The acting IRS Commissioner is Steven Miller. He took over when Douglas Shulman, a Bush appointee, resigned last year, meaning Schulman was at the helm when the issue arose. Rubio spokesman Alex Conant noted that Miller was a deputy commissioner at the time. UPDATE 5:38 p.m.: The IRS says the acting commissioner learned in May 2012 that tea party groups were targeted, the AP tweets.

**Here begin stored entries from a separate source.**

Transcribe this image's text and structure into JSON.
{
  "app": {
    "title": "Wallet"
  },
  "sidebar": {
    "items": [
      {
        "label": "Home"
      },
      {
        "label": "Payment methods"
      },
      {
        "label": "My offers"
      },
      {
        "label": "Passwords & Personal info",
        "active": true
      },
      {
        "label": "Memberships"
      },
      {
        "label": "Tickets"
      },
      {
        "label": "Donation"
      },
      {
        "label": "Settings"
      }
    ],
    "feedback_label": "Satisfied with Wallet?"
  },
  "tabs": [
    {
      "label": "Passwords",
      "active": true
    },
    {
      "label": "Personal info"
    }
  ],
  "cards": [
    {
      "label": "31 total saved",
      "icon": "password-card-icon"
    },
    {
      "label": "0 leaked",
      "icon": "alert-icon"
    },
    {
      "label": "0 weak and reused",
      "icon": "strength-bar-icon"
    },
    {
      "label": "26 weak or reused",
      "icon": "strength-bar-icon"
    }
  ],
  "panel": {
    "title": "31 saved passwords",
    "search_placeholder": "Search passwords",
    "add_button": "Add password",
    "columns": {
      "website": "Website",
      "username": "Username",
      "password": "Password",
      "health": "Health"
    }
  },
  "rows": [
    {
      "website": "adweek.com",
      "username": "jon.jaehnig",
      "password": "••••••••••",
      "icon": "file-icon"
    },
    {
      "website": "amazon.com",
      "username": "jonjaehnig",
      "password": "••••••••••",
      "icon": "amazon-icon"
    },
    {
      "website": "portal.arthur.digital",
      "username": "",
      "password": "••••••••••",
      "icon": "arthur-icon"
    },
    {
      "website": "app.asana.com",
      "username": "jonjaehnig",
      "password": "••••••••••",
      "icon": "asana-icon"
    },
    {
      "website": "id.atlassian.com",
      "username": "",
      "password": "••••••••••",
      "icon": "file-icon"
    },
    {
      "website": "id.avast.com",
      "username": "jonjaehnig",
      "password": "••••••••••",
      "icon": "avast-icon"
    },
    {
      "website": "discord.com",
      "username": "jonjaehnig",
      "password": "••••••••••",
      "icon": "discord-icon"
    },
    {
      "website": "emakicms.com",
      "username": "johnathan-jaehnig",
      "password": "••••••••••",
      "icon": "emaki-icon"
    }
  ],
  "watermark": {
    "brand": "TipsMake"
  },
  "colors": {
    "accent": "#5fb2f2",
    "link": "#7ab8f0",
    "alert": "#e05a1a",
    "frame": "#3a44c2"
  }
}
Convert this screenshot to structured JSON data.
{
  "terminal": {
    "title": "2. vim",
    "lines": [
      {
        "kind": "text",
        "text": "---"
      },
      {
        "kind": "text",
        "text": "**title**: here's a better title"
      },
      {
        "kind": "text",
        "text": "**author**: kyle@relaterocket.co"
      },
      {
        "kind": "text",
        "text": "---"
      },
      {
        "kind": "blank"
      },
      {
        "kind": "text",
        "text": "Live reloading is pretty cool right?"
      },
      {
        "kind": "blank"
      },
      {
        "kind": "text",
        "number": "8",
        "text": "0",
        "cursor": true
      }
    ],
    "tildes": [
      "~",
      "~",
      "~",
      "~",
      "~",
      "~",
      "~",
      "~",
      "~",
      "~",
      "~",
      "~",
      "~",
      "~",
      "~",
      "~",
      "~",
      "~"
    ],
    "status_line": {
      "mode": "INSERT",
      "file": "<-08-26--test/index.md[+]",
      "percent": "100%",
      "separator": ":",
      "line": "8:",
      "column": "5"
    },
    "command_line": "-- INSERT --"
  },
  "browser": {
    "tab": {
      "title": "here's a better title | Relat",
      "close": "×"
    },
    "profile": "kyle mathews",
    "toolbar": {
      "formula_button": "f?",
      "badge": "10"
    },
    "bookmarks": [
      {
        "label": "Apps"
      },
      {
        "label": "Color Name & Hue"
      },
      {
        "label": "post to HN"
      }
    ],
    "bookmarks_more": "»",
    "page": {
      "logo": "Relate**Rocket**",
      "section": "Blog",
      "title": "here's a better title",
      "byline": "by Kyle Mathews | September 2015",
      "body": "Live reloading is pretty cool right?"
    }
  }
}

"On March 22, 2012, as a member of the House Ways and Means Committee which oversees the IRS, we heard then-Commissioner Douglas Shulman clearly state that the IRS did not engage in the practices of which it is now accused saying "there is absolutely no targeting." Yet, less than a year earlier, Commissioner Shulman's own deputy, Lois Lerner, was made aware that such malpractice had indeed occurred. It became evident that groups with "tea party" or "patriot" in their names were extremely vulnerable to auditing harassment. Even nonprofit organizations that sought to educate Americans about the U.S. Constitution were unfairly singled out for scrutiny. The nation's trust in government was betrayed by this unconscionable behavior. On behalf of my constituents, your immediate response is not only warranted but essential to clearing up a matter that would have our founding fathers rolling in their graves."